Since spring 2010, the Windows network file service (Lincoln) has been running on the newly acquired NetApp storage system in the University data center. This move (from traditional Windows file servers) has provided the campus several tangible service improvements: minimal service interruption, faster access to data, the ability for users to recover deleted files, and perhaps most importantly, the replication of data to the campus’ alternate data center in the Management Services Center.
On the evening of December 28, 2010, ITS conducted a test that moved the production file service, normally running in the University data center, to the alternate data center using the replicated data. The switch-over took approximately fifteen minutes after which Lincoln file services ran from the MSC data center. Other than the fifteen minute interruption in service, the transition was transparent to users. The following day, the file service was moved back to the data center.

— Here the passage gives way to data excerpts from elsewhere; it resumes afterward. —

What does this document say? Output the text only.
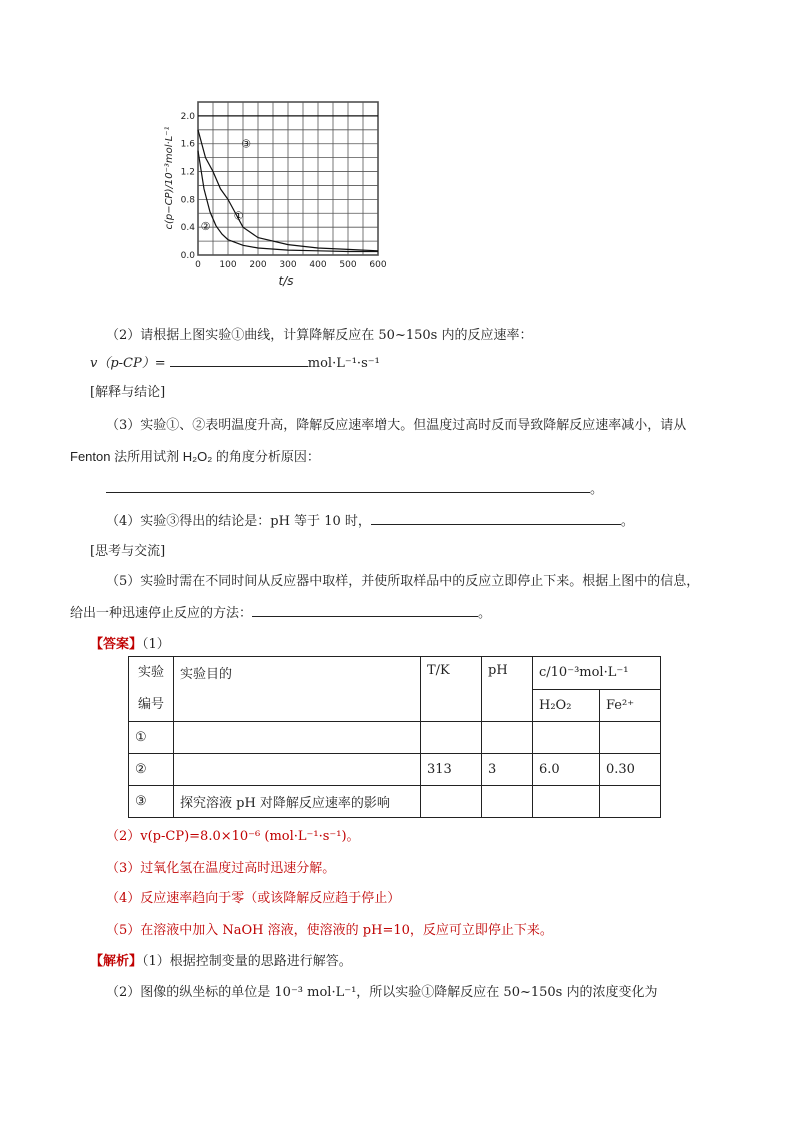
0 100 200 300 400 500 600
0.0
0.4
0.8
1.2
1.6
2.0
①
②
③
c(p−CP)/10⁻³mol·L⁻¹
t/s
（2）请根据上图实验①曲线，计算降解反应在 50~150s 内的反应速率：
v（p-CP）=	mol·L⁻¹·s⁻¹
[解释与结论]
（3）实验①、②表明温度升高，降解反应速率增大。但温度过高时反而导致降解反应速率减小，请从
Fenton 法所用试剂 H₂O₂ 的角度分析原因：
。
（4）实验③得出的结论是：pH 等于 10 时，	。
[思考与交流]
（5）实验时需在不同时间从反应器中取样，并使所取样品中的反应立即停止下来。根据上图中的信息，
给出一种迅速停止反应的方法：	。
【答案】（1）
实验
编号	实验目的	T/K	pH	c/10⁻³mol·L⁻¹	
				H₂O₂	Fe²⁺
①					
②		313	3	6.0	0.30
③	探究溶液 pH 对降解反应速率的影响				
（2）v(p-CP)=8.0×10⁻⁶ (mol·L⁻¹·s⁻¹)。
（3）过氧化氢在温度过高时迅速分解。
（4）反应速率趋向于零（或该降解反应趋于停止）
（5）在溶液中加入 NaOH 溶液，使溶液的 pH=10，反应可立即停止下来。
【解析】（1）根据控制变量的思路进行解答。
（2）图像的纵坐标的单位是 10⁻³ mol·L⁻¹，所以实验①降解反应在 50~150s 内的浓度变化为
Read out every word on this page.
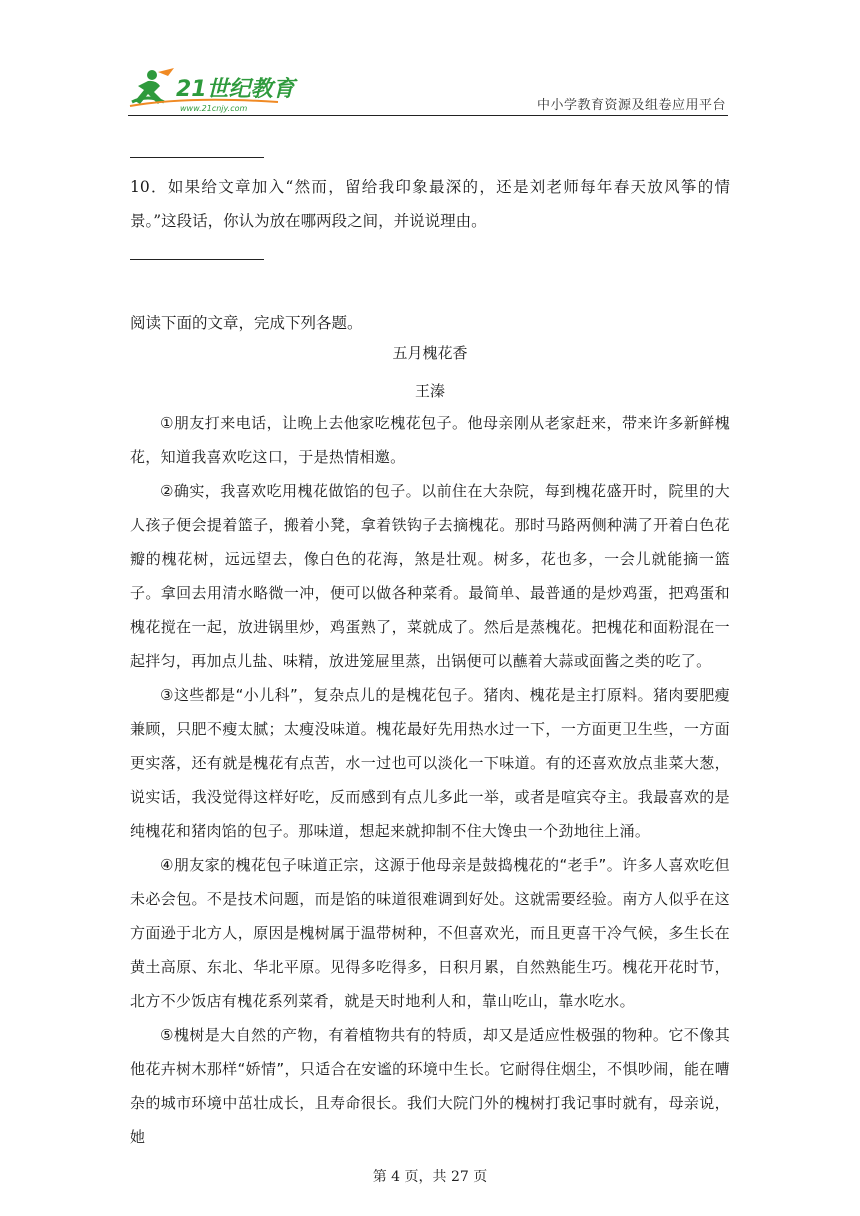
21世纪教育
www.21cnjy.com	中小学教育资源及组卷应用平台
10．如果给文章加入“然而，留给我印象最深的，还是刘老师每年春天放风筝的情景。”这段话，你认为放在哪两段之间，并说说理由。
阅读下面的文章，完成下列各题。
五月槐花香
王溱

①朋友打来电话，让晚上去他家吃槐花包子。他母亲刚从老家赶来，带来许多新鲜槐花，知道我喜欢吃这口，于是热情相邀。

②确实，我喜欢吃用槐花做馅的包子。以前住在大杂院，每到槐花盛开时，院里的大人孩子便会提着篮子，搬着小凳，拿着铁钩子去摘槐花。那时马路两侧种满了开着白色花瓣的槐花树，远远望去，像白色的花海，煞是壮观。树多，花也多，一会儿就能摘一篮子。拿回去用清水略微一冲，便可以做各种菜肴。最简单、最普通的是炒鸡蛋，把鸡蛋和槐花搅在一起，放进锅里炒，鸡蛋熟了，菜就成了。然后是蒸槐花。把槐花和面粉混在一起拌匀，再加点儿盐、味精，放进笼屉里蒸，出锅便可以蘸着大蒜或面酱之类的吃了。

③这些都是“小儿科”，复杂点儿的是槐花包子。猪肉、槐花是主打原料。猪肉要肥瘦兼顾，只肥不瘦太腻；太瘦没味道。槐花最好先用热水过一下，一方面更卫生些，一方面更实落，还有就是槐花有点苦，水一过也可以淡化一下味道。有的还喜欢放点韭菜大葱，说实话，我没觉得这样好吃，反而感到有点儿多此一举，或者是喧宾夺主。我最喜欢的是纯槐花和猪肉馅的包子。那味道，想起来就抑制不住大馋虫一个劲地往上涌。

④朋友家的槐花包子味道正宗，这源于他母亲是鼓捣槐花的“老手”。许多人喜欢吃但未必会包。不是技术问题，而是馅的味道很难调到好处。这就需要经验。南方人似乎在这方面逊于北方人，原因是槐树属于温带树种，不但喜欢光，而且更喜干冷气候，多生长在黄土高原、东北、华北平原。见得多吃得多，日积月累，自然熟能生巧。槐花开花时节，北方不少饭店有槐花系列菜肴，就是天时地利人和，靠山吃山，靠水吃水。

⑤槐树是大自然的产物，有着植物共有的特质，却又是适应性极强的物种。它不像其他花卉树木那样“娇情”，只适合在安谧的环境中生长。它耐得住烟尘，不惧吵闹，能在嘈杂的城市环境中茁壮成长，且寿命很长。我们大院门外的槐树打我记事时就有，母亲说，她

第 4 页，共 27 页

While the fail-over test may have appeared to the users as a relative non-event, it allowed ITS to confirm NetApp’s ability to quickly move the campus file service from one site to another – thereby providing redundancy for campus data stored the network. If there were a catastrophic event in the University data center that affected the Windows network file service, we now know that we will be able to recover and sustain network file services with a minimal loss of data.
Brian Tischler, Eric Dombroski, Brian Heaton and Grant Harders were involved in the initial implementation and fail-over testing of the NetApp storage system.